4 December 2013

South Africa: We Will Move to Impeach Zuma - DA

Photo: G Stolley/SAPA
President Jacob Zuma's residence in Nkandla in KwaZulu-Natal (file photo).

Cape Town — If it becomes clear that President Jacob Zuma has misled MPs over spending on his Nkandla residence, the DA will move to have him impeached and removed from office.

"I absolutely will. Absolutely," Democratic Alliance parliamentary leader Lindiwe Mazibuko told reporters at Parliament on Wednesday.

She was responding to a question on what she would do if Public Protector Thuli Madonsela's yet-to-be-released report on the controversy over upgrades worth R206 million at Zuma's private Nkandla homestead in KwaZulu-Natal contained findings that he had misled Parliament.

Mazibuko said the Constitution enabled the impeachment of a president through a motion tabled in Parliament.

"It would require the putting together of an ad hoc committee to investigate whether or not the president deliberately misled the House. The critical word here is deliberately," she said.

In March Zuma told Parliament he was never informed about the costs of renovations to his homestead.

Mazibuko said she would have an opportunity, as the initial complainant, to read Madonsela's report in January. She would also have an opportunity to make an input to the final document.

Once this was tabled, "if it becomes clear that the president did deliberately mislead the House, then I will certainly move an impeachment against him".

Asked how easy this would be, she suggested the African National Congress would try to block such an attempt.

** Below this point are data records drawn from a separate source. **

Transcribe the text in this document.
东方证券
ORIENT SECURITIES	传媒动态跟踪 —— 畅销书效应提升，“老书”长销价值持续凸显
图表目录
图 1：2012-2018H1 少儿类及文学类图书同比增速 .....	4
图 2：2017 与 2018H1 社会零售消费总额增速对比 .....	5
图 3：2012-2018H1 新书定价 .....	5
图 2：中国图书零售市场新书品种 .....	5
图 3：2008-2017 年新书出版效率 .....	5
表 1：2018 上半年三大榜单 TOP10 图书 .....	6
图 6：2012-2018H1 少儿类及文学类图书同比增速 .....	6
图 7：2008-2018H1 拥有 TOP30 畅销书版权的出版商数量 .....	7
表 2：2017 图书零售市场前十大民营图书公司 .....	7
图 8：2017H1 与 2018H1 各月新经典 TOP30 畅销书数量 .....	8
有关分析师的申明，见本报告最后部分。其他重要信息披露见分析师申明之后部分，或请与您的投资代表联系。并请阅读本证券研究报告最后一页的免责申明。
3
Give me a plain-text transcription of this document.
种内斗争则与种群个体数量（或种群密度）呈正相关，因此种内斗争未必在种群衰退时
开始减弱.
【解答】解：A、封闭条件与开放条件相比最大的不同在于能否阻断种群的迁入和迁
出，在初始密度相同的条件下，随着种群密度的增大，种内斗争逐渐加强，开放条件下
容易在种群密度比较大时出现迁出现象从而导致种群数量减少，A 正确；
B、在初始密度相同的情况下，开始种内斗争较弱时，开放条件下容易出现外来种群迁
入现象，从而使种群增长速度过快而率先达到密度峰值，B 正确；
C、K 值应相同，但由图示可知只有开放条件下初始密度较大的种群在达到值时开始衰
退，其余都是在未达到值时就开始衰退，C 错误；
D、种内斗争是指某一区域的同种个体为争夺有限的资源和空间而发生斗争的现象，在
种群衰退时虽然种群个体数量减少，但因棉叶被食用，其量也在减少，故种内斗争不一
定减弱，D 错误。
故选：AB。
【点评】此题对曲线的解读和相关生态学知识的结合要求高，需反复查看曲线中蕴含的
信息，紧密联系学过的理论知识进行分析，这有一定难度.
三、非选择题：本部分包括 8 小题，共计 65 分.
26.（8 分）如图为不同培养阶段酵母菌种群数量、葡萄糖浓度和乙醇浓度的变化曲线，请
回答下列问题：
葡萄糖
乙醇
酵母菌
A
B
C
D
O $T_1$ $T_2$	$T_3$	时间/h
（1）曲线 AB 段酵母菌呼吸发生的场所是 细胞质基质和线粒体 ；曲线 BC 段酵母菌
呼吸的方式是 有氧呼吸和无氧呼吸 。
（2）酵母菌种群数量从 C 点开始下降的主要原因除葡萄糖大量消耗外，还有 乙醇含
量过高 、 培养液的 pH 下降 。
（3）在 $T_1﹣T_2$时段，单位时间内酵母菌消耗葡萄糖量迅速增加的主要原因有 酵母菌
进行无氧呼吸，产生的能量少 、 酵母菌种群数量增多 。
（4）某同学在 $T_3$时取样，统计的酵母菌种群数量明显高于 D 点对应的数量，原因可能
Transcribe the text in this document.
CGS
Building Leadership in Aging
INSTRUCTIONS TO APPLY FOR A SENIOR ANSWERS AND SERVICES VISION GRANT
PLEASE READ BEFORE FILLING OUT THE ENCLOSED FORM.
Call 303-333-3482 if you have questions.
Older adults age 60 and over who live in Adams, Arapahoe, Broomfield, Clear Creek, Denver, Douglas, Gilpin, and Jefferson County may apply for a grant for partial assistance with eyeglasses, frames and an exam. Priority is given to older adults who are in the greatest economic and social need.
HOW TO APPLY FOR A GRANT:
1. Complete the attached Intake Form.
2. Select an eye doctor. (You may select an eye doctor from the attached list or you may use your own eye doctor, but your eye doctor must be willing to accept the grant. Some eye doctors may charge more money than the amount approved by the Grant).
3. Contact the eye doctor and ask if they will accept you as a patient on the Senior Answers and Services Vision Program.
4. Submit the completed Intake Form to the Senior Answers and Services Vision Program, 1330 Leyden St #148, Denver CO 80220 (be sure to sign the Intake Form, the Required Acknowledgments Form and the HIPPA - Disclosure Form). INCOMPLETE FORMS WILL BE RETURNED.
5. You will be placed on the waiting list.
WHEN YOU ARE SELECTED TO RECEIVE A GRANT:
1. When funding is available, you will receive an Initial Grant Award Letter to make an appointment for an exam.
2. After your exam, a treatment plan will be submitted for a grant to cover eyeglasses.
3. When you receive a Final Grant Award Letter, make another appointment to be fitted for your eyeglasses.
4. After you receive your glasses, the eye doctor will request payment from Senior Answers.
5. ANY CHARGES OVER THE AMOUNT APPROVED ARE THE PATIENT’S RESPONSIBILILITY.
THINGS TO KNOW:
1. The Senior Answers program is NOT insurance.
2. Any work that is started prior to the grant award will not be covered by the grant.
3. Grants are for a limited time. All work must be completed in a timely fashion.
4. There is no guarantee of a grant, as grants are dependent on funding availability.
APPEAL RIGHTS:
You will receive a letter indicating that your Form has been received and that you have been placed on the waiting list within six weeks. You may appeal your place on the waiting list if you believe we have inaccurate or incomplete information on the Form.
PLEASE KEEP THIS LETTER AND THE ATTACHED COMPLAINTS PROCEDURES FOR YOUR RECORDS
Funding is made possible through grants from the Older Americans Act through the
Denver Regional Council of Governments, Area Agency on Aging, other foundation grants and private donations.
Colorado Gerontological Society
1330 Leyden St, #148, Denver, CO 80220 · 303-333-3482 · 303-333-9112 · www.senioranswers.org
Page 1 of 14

"I certainly don't anticipate that it will be a picnic. I am quite sure that, given the ANC's record of placing the protection of the government and President Zuma above all things, that the ANC caucus in Parliament will be reluctant.

"But I think, in the face of a report by an independent Chapter Nine institution which, if it implicates the president in misleading the House, will be prima facie evidence, it'll be very hard, legally, for the ANC to argue that we cannot so much as investigate this matter."

Mazibuko said she was confident that "at the very least we'll be able to assemble an ad hoc committee to investigate... I cannot see how it can be legitimately blocked".

While this would not be easy, the rules and Constitution were on the DA's side.

"And at the very least, Parliament has a duty to investigate if it is alleged that he did mislead us."

Questioned on the impeachment process, she said it was necessary to raise the motion, which would then appear on the parliamentary order paper.

The establishment of an ad hoc multi-party committee to investigate the matter should be automatic, she said.

Asked if she believed Zuma knew what was going on at Nkandla, she said that while she did not know the answer, it was hard to believe he did not.

"It's very, very unlikely you could come home... [during recess] and find 31 new houses being built around your house, and not ask yourself how much does this cost, and who is responsible for it... I find it very hard to believe... he had absolutely no questions about what was happening at his home," Mazibuko said.

Following the publication at the weekend of details from a leaked copy of Madonsela's provisional report, and amid mounting criticism of Zuma, the ANC on Tuesday called on her to release the full report.

"As the ANC, we... demand that the final report, not leaked snippets, is released to the public with immediate effect by the office of the public protector," ANC secretary general Gwede Mantashe told reporters at the party's Luthuli House headquarters in Johannesburg.